Trump will now be in a position to appoint the top cop of Wall Street, the regulator of the securities industry and investment advisors. Given Trump’s skepticism of regulation in any mold, it’s likely to be an adventurous choice. Andrew Stoltmann, partner at Stoltmann Law in Chicago, predicts Trump, who was sued by the SEC over a decade ago in relation to his casino holdings, will appoint an advisor-friendly chair in the mold of a Harvey Pitt or Chris Cox. Look for a defender of the securities industry and of brokers than an investor advocate seeking the shackle Wall Street.
Trump’s win will bring certain volatility to the markets, said Andrew Friedman, principal of the The Washington Update; Wall Street, after all, loves nothing more than certainty, and a Trump administration will have little of that, at least at first. Others, like venture capitalist Peter Thiel and DoubleLine Capital founder Jeffrey Gundlach, have been more bullish on the Trump effect on the markets, with Gundlach predicting a debt-fueled surge in asset valuations.

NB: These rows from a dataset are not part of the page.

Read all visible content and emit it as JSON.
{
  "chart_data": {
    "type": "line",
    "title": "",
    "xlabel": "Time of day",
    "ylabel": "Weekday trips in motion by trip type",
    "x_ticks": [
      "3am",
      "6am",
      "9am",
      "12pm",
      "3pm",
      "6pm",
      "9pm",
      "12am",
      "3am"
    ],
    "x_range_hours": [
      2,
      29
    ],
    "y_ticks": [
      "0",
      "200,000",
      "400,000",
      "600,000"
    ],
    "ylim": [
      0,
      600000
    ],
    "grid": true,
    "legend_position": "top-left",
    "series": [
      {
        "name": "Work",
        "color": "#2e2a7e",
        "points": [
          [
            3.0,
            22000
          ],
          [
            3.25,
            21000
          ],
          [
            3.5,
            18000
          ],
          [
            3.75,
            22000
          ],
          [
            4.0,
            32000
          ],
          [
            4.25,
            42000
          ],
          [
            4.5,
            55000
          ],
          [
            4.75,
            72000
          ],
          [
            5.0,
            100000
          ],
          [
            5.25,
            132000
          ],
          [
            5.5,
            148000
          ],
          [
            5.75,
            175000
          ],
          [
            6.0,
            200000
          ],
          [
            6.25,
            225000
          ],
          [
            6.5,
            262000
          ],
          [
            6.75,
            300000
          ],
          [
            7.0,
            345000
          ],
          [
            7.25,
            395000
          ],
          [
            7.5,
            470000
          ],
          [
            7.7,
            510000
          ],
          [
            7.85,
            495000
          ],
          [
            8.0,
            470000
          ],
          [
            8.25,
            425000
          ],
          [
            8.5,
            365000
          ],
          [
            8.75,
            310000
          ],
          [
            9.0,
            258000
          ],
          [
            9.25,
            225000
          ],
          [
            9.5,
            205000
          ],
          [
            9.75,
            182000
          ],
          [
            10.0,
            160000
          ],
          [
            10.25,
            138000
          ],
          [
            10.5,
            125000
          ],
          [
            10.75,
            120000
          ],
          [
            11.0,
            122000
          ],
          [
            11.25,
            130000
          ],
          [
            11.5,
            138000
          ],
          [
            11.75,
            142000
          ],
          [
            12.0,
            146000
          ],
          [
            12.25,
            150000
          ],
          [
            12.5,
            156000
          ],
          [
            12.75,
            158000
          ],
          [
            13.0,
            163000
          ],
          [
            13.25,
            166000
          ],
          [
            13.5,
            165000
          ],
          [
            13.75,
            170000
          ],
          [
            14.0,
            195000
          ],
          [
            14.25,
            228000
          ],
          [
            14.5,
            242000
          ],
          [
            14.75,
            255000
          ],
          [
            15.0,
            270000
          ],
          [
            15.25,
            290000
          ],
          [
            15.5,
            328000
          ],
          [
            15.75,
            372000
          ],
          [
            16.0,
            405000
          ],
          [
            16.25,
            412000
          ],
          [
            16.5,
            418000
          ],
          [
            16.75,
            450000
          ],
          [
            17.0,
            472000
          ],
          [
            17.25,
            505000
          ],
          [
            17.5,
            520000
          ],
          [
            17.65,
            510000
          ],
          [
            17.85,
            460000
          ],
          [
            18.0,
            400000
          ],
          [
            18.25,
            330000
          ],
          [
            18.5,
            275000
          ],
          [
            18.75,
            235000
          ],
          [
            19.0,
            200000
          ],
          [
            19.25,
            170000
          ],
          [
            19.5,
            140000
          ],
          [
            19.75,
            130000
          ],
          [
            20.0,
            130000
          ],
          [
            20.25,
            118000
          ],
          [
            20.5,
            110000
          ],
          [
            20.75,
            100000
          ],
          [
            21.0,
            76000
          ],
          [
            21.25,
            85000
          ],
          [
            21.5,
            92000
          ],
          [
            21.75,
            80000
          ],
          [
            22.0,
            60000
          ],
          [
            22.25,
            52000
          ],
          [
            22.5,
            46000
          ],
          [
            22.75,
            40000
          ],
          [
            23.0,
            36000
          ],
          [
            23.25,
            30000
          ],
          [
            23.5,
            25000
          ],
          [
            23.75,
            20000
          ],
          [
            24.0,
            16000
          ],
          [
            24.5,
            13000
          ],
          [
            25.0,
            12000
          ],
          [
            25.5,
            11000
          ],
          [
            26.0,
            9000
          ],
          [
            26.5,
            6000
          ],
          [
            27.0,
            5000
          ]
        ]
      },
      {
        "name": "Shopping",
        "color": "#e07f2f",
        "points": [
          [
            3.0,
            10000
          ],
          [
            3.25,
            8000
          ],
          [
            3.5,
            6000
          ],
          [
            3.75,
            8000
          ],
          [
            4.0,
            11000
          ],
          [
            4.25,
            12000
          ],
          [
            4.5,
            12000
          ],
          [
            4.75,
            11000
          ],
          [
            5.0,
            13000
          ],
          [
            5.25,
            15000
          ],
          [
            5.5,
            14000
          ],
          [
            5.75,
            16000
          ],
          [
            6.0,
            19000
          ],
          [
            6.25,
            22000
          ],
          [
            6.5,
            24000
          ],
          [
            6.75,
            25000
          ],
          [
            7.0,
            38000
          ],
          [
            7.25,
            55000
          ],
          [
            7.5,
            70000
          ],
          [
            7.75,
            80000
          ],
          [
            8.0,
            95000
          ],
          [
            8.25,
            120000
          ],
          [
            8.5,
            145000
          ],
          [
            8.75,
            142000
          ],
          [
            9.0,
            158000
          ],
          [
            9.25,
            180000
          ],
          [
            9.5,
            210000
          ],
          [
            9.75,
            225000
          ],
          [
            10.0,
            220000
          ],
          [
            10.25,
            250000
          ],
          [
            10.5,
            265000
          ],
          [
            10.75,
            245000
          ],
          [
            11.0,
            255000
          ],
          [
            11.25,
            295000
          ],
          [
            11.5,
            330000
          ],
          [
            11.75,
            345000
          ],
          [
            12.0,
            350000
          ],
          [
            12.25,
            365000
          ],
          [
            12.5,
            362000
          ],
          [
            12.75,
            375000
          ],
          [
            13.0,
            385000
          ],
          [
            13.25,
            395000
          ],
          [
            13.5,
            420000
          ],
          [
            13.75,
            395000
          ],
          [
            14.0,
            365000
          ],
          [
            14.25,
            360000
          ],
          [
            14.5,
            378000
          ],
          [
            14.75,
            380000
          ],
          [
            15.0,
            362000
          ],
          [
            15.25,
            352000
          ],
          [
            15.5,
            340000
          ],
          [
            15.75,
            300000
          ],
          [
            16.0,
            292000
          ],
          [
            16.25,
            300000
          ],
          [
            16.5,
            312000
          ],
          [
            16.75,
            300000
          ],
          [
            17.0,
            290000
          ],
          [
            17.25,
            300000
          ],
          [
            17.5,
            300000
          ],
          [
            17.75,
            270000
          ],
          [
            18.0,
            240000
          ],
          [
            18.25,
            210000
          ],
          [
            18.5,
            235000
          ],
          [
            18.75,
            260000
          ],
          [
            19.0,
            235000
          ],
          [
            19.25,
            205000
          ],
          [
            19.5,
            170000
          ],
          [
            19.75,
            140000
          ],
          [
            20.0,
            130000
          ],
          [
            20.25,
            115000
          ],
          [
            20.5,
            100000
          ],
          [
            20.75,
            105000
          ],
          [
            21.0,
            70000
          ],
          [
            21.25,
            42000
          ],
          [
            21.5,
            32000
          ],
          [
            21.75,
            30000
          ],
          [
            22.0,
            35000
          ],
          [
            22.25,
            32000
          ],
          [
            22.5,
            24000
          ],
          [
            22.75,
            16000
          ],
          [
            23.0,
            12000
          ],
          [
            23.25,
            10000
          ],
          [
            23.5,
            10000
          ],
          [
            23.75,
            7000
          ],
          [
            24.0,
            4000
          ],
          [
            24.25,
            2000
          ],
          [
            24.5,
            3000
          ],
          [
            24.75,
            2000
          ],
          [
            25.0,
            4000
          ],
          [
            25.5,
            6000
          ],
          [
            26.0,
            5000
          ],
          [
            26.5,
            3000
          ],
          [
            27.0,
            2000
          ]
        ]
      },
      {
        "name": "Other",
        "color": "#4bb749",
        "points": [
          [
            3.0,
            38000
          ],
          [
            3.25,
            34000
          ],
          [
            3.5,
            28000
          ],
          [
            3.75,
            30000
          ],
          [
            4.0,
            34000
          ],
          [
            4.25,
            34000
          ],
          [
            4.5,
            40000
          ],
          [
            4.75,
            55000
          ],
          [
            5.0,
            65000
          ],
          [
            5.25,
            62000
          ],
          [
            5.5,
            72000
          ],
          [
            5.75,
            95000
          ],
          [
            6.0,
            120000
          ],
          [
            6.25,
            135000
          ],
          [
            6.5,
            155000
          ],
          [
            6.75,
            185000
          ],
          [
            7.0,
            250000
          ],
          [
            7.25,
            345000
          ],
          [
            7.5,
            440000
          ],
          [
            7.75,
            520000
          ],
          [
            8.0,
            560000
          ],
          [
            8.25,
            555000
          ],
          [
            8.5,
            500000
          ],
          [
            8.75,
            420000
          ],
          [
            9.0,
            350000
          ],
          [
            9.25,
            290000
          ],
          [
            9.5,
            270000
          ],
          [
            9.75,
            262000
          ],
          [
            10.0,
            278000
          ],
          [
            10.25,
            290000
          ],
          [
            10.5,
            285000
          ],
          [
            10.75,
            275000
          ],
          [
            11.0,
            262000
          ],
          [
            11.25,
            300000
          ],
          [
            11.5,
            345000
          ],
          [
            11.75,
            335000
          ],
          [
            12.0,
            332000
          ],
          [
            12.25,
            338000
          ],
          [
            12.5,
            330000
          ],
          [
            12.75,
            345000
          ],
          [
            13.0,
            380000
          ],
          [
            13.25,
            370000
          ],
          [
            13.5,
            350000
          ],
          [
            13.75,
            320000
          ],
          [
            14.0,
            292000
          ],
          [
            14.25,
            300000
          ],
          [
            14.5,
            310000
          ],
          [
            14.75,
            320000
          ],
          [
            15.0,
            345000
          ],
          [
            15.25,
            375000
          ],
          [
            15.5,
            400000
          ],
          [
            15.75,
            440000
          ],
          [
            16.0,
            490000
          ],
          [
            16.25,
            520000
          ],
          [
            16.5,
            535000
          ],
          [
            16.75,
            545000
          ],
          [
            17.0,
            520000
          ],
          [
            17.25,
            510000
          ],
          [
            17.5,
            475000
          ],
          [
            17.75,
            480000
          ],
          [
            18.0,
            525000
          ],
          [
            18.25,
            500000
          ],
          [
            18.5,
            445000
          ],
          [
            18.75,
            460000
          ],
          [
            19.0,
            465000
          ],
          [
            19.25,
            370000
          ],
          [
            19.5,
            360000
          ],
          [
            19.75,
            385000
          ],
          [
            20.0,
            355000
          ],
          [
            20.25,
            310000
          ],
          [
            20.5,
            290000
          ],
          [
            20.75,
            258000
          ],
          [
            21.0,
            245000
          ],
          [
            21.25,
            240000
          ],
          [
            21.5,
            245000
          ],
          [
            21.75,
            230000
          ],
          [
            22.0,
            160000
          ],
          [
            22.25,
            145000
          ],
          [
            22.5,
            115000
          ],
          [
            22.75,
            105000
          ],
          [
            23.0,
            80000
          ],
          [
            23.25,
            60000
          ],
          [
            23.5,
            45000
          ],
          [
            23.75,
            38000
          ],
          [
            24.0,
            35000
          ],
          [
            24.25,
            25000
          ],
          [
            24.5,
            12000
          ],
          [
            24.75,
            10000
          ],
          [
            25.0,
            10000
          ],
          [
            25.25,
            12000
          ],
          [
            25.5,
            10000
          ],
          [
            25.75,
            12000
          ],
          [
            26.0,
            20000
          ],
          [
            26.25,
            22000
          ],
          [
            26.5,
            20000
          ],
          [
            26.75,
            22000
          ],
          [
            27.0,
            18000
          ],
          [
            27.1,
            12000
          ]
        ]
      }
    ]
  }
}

All best are off. While President Trump’s hands may be tied, somewhat, by a more traditional Congress, excessive regulation will likely not be on the agenda. While Clinton, while campaigning, made known her desire to take on the pharmaceutical industry, the energy sector and financial services, stock in some of those categories may enjoy a bounce now that their legal paths forward are clearer.
Donald Trump has said Dodd-Frank Act is too unwieldy and that he would likely dismantle it. But Friedman says it’s not that simple.
“He’s a populist, and populists are typically anti-Wall Street,” he says. “So while I don’t think he would make Dodd-Frank tougher, I don’t know how far he would go to try to pull back on it.” Much would depend on the advisors he would have around him, and who he chooses to listen to on the details of the rules. It remains to be seen if he would really want to rescind the entire bill, given the amount of chaos that may throw into firms that have already put in place practices to adapt. The way out of Dodd-Frank is likely to be as long and drawn out as the way in was.
Trump will have the backing of a Republican Congress, so expect to see dramatic changes to the tax code, in ways that will be favorable for the affluent. His plan calls for reducing the number of tax brackets to three for personal income tax, at 12, 25 and 33 percent, and he’s advocated for ending many of common tax breaks while capping deductions. Also likely to go will be the carried interest loophole for Wall Street and the estate tax, which Trump says falls hardest on small business owners and farmers.
Trump advisor and Skybridge Capital Managing Partner Anthony Scaramucci said prior to the election Trump would repeal the Dept. of Labor’s fiduciary rule, finalized in April as he shares Trumps’ view that it is a prime example of government overstepping its bounds. “It could be the dumbest decision to come out of the U.S. government in the last 50 to 60 years. It's about like the Dred Scott decision,” Scaramucci said at the Securities Enforcement Forum in Washington last month.